If you’re an early riser and heading into Lansing to work, you may have seen George Doxtader downtown and wondered who he is and why he is sitting on a bench on Main Street at 4:30 a.m., waving and smiling at cars as they pass. Some even worry he is homeless. But he’s not. I recently sat down to talk with George, and he shared his life story with me.
Doxtader has a small home not far from downtown. His daily routine involves getting up early and heading downtown. He goes to bed early, he said, sometimes about 6 p.m., sleeps until midnight or so and then gets up to watch TV or knit. Then he heads downtown to start his busy day — a true believer that the early bird gets the worm.
Doxtader is 72 years old, was born in Mason, grew up in Onondaga and went to school in Springport. George has had three wives. With his first wife, Sheila, he has five children, three girls and two boys. He now has 33 grandkids and three great-grandkids. He is currently not involved with anyone romantically, but is always looking, he said.
George got his first job when he was 16, making pallets in a sawmill. He later worked at Diamond Reo in Lansing. His favorite job, though, was being a carpenter. He really enjoys working outside and making things, he said. He built houses, garages and more, eventually becoming “the boss.”
Many locals remember seeing George when he worked at the car wash in Eaton Rapids. Not one to just sit and relax, you might still find George helping out at Automated Precision Equipment in Eaton Rapids, which is owned by his friend Kurt Norgaard.
George’s whole world changed in 1989, though, when he suffered two massive strokes at age 41. He spent six weeks in the hospital recovering from the tremendous impact the strokes had on his body. He left the hospital unable to read or write and could barely speak. He had partial paralysis and difficulty walking. To this day, he is limited in the use of his right arm.
But, being a strong and determined man, George has come long way since that devastating experience. Friends at the Jean Bradford Kline Senior Center in Eaton Rapids helped him — working with him on his speech, his reading and his health. He has re-mastered reading and is able to walk. He can talk, although there is still some difficulty there at times.

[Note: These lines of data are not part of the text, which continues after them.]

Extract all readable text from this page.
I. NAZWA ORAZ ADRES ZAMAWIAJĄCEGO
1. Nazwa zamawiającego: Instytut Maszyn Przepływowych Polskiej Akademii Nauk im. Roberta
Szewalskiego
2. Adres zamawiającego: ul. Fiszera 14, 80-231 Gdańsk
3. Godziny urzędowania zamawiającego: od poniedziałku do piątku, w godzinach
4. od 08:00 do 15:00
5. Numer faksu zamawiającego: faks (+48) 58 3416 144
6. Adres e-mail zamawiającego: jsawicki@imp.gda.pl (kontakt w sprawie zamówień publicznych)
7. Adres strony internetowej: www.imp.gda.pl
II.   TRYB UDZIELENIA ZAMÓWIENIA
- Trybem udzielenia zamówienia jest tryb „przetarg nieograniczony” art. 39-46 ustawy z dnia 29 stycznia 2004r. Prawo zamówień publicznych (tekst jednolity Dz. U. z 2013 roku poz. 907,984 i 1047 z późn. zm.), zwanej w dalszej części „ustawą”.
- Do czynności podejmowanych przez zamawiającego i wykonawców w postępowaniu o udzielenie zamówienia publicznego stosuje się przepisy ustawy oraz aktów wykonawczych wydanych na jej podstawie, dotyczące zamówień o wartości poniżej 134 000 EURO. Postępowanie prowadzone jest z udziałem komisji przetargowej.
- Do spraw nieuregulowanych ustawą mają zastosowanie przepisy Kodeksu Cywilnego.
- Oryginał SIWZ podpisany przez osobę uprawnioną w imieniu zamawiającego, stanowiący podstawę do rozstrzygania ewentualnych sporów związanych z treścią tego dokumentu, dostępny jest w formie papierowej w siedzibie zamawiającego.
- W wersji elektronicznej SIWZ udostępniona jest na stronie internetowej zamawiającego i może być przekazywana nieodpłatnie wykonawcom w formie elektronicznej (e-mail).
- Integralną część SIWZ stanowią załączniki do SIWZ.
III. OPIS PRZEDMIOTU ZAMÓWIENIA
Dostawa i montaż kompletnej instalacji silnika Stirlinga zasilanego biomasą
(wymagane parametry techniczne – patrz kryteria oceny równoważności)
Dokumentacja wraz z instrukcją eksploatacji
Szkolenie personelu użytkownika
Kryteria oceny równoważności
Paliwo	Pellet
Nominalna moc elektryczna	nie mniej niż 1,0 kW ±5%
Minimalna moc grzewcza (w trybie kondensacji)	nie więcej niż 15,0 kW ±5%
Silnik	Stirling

George does ‘drive,’ riding his motorized bike, and he participates in most of the normal daily activities of a 72-year-old man. George is very active at the senior center. He holds records in Wii bowling, knits, plays cards daily, plays penny bingo and cribbage, enjoys the music and the meals and even dances.
The stroke might have slowed him down a bit, but he has not let it stop him.
Five days a week George has breakfast at Darb’s with his friends. He often then heads to the senior center for morning exercise with Jill Skinner. He often spends most of the day there, enjoying the activities and lunch.
He is becoming quite well known for his one-handed knitting, taught to him by Linda Griffith at the senior center. He uses a plastic ‘knitting’ loom and a crochet needle. He has become a prolific and skilled knitter, making blankets, hats, scarves and other accessories.
Senior center director Rita Honeysett said his resilience is extremely impressive.
“He has an unshakable optimism,” Honeysett said. “We all look forward to seeing him ride up on his bike, and he is currently making knitted-blanket number 12.”